Him not critiquing her is very important. She’s so young and plays so well. She’s having fun and enjoying what she plays. She’ll be a teen then adult soon enough. harsh critiques, for the most part, are not appropriate at any age. In addition, she obviously has a great piano teacher. It’s best for her to be critiqued by the person who knows her ability best, her piano teacher. it's my opinion that she isn’t old enough to have put in the time to be at a professional level yet. All of that’s in the near future. For now, let her enjoy playing and not have any expectations good or bad regarding her abilities. She will hit that level on her own. At that time, she will be very aware of her weaknesses and strengths. She will completely understand what she needs to work on.
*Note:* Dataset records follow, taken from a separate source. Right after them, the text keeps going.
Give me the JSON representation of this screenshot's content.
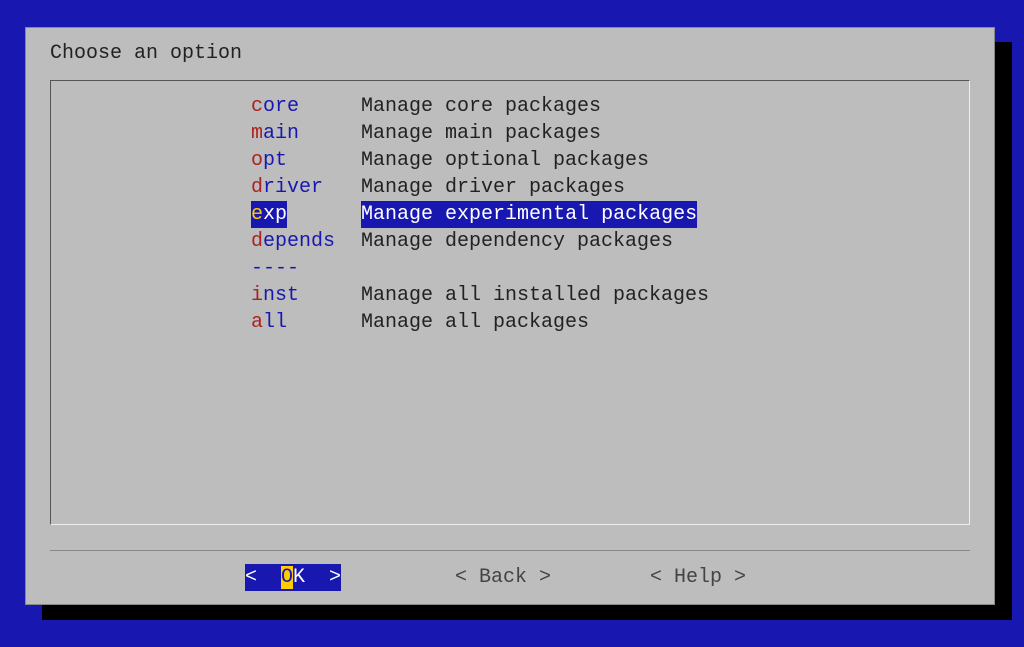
{
  "dialog": {
    "title": "Choose an option"
  },
  "menu": {
    "items": [
      {
        "hotkey": "c",
        "rest": "ore",
        "desc": "Manage core packages",
        "selected": false
      },
      {
        "hotkey": "m",
        "rest": "ain",
        "desc": "Manage main packages",
        "selected": false
      },
      {
        "hotkey": "o",
        "rest": "pt",
        "desc": "Manage optional packages",
        "selected": false
      },
      {
        "hotkey": "d",
        "rest": "river",
        "desc": "Manage driver packages",
        "selected": false
      },
      {
        "hotkey": "e",
        "rest": "xp",
        "desc": "Manage experimental packages",
        "selected": true
      },
      {
        "hotkey": "d",
        "rest": "epends",
        "desc": "Manage dependency packages",
        "selected": false
      }
    ],
    "separator": "----",
    "items2": [
      {
        "hotkey": "i",
        "rest": "nst",
        "desc": "Manage all installed packages",
        "selected": false
      },
      {
        "hotkey": "a",
        "rest": "ll",
        "desc": "Manage all packages",
        "selected": false
      }
    ]
  },
  "buttons": {
    "ok": {
      "bracket_l": "<  ",
      "hotkey": "O",
      "rest": "K",
      "bracket_r": "  >"
    },
    "back": "< Back >",
    "help": "< Help >"
  }
}
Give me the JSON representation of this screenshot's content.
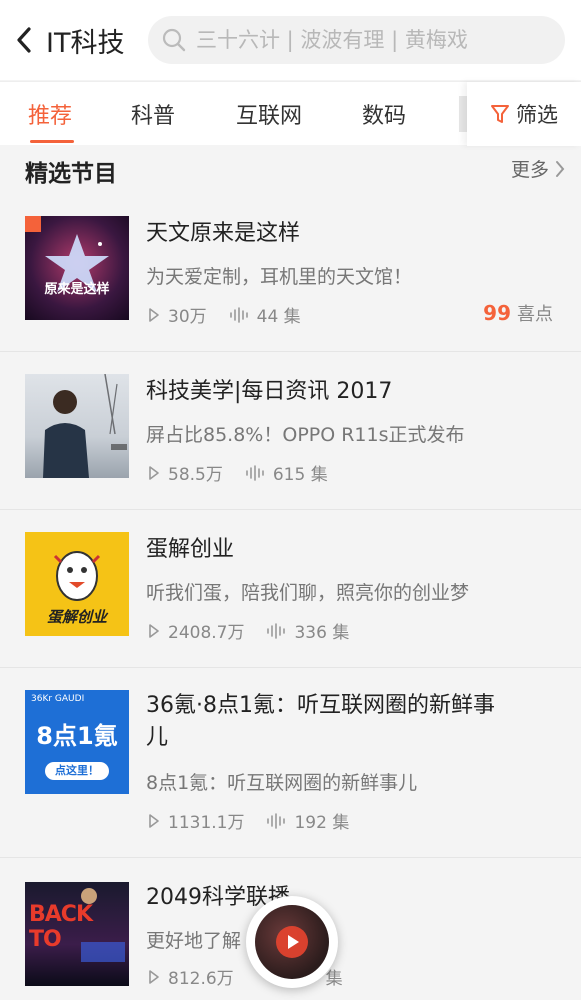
{
  "header": {
    "title": "IT科技",
    "search_placeholder": "三十六计 | 波波有理 | 黄梅戏"
  },
  "tabs": {
    "items": [
      {
        "label": "推荐",
        "active": true
      },
      {
        "label": "科普",
        "active": false
      },
      {
        "label": "互联网",
        "active": false
      },
      {
        "label": "数码",
        "active": false
      }
    ],
    "filter_label": "筛选"
  },
  "section": {
    "title": "精选节目",
    "more_label": "更多"
  },
  "programs": [
    {
      "title": "天文原来是这样",
      "desc": "为天爱定制，耳机里的天文馆！",
      "plays": "30万",
      "episodes": "44 集",
      "likes_num": "99",
      "likes_label": "喜点",
      "cover_text": "原来是这样"
    },
    {
      "title": "科技美学|每日资讯 2017",
      "desc": "屏占比85.8%！OPPO R11s正式发布",
      "plays": "58.5万",
      "episodes": "615 集",
      "cover_text": ""
    },
    {
      "title": "蛋解创业",
      "desc": "听我们蛋，陪我们聊，照亮你的创业梦",
      "plays": "2408.7万",
      "episodes": "336 集",
      "cover_text": "蛋解创业"
    },
    {
      "title": "36氪·8点1氪：听互联网圈的新鲜事儿",
      "desc": "8点1氪：听互联网圈的新鲜事儿",
      "plays": "1131.1万",
      "episodes": "192 集",
      "cover_text": "8点1氪",
      "cover_sub": "点这里！",
      "cover_brand": "36Kr GAUDI"
    },
    {
      "title": "2049科学联播",
      "desc": "更好地了解",
      "plays": "812.6万",
      "episodes": "集",
      "cover_text": "BACK TO"
    }
  ],
  "colors": {
    "accent": "#f4623a",
    "background": "#f4f4f4"
  }
}
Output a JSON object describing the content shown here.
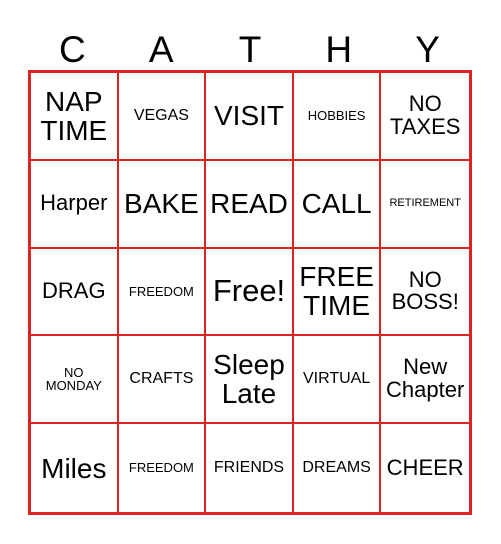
{
  "card": {
    "title_letters": [
      "C",
      "A",
      "T",
      "H",
      "Y"
    ],
    "border_color": "#dd2222",
    "text_color": "#000000",
    "background_color": "#ffffff",
    "columns": 5,
    "rows": 5,
    "cells": [
      {
        "text": "NAP\nTIME",
        "size": "s-lg"
      },
      {
        "text": "VEGAS",
        "size": "s-sm"
      },
      {
        "text": "VISIT",
        "size": "s-lg"
      },
      {
        "text": "HOBBIES",
        "size": "s-xs"
      },
      {
        "text": "NO\nTAXES",
        "size": "s-md"
      },
      {
        "text": "Harper",
        "size": "s-md"
      },
      {
        "text": "BAKE",
        "size": "s-lg"
      },
      {
        "text": "READ",
        "size": "s-lg"
      },
      {
        "text": "CALL",
        "size": "s-lg"
      },
      {
        "text": "RETIREMENT",
        "size": "s-xxs"
      },
      {
        "text": "DRAG",
        "size": "s-md"
      },
      {
        "text": "FREEDOM",
        "size": "s-xs"
      },
      {
        "text": "Free!",
        "size": "s-xl"
      },
      {
        "text": "FREE\nTIME",
        "size": "s-lg"
      },
      {
        "text": "NO\nBOSS!",
        "size": "s-md"
      },
      {
        "text": "NO\nMONDAY",
        "size": "s-xs"
      },
      {
        "text": "CRAFTS",
        "size": "s-sm"
      },
      {
        "text": "Sleep\nLate",
        "size": "s-lg"
      },
      {
        "text": "VIRTUAL",
        "size": "s-sm"
      },
      {
        "text": "New\nChapter",
        "size": "s-md"
      },
      {
        "text": "Miles",
        "size": "s-lg"
      },
      {
        "text": "FREEDOM",
        "size": "s-xs"
      },
      {
        "text": "FRIENDS",
        "size": "s-sm"
      },
      {
        "text": "DREAMS",
        "size": "s-sm"
      },
      {
        "text": "CHEER",
        "size": "s-md"
      }
    ]
  }
}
There’s no way of knowing if this is her destiny. Only time will tell us. She will have a better chance at becoming a virtuoso by allowing her to be a kid today. Pleanty if time for the harsh reality and brutal training in her Indevour to become a professional pianist.
@@BrianJonson definitely. Some pianist i know whos been playing for more than her age cant even play that well. Shes definitely born with musical intelligence
@@leopold23756 Wrong.But if you don't hear similarities to ragtime in this composition , then you probably don't play the piano.It has nothing to do with how she plays because she plays beautifully.
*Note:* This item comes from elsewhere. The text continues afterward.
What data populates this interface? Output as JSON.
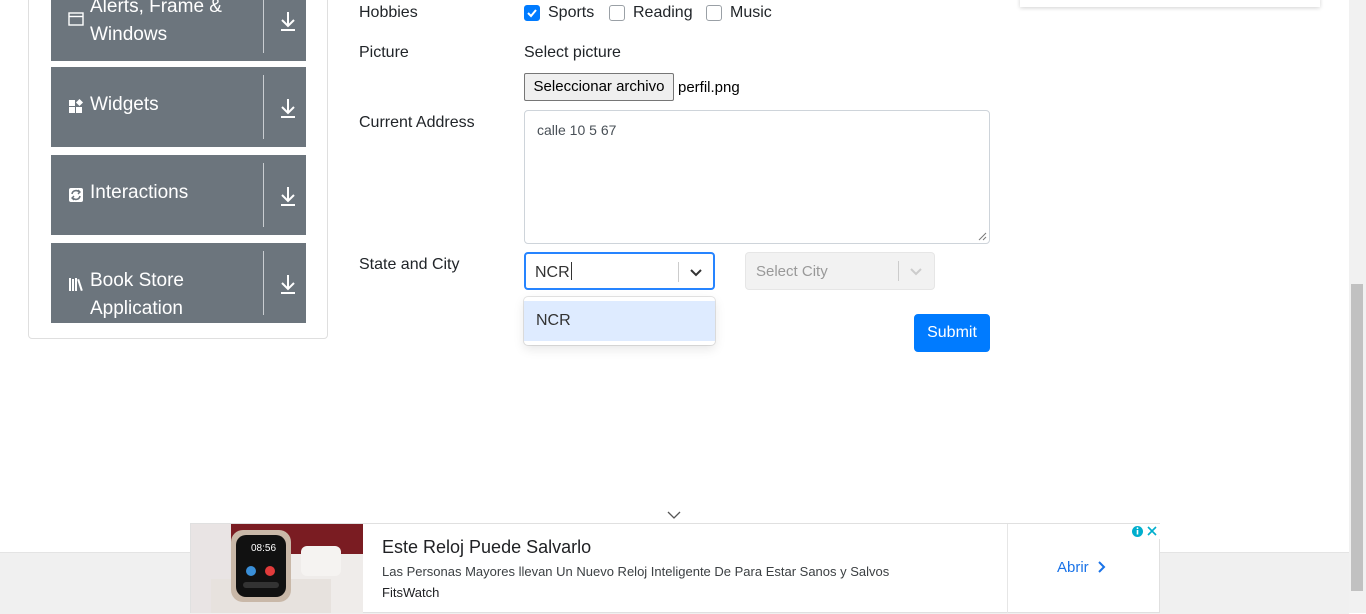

I thought his evaluation was perfect. It is the ability to interpret the music that seems important to me. Music does have room for her; I hope she can expand her horizons beyond classical music although it is an enormous and complex landscape of course. It is like hearing a very young Mozart playing music of his time like a child should. When I was learning piano at 12 I always tried to play like an adult , emulating the composer, trying to fulfill the piano teacher's expectations without playing the music as an older child. Another way of making the point is that she has more than the talent and discipline of a typical prodigy of music or the visual arts but can express herself remarkably, as the sweet person the Master Teacher attributes to her.
Having said that; appreciating that one central message is probably most important for her: Music needs you and if you enjoy performing there will be always be an audience for you if you work hard. Nevertheless I hope that another master teacher could provide some practical advice with regards to balances of time in practicing etc as well as technical goals and procedures to get better without sacrificing her musicality.
After watching your talk about classical music I am now watching her head. I never thought about the times pianists do that but they all do. Even adults who have been playing for years! So now I’m barely listening to her play. I’m too busy following her head up and down!
When a person love and enjoy music and know what to do, he/she wants a soulmate and mentor, not for skill but for enlightening the meaning . Music is something leading people to high level being as divine.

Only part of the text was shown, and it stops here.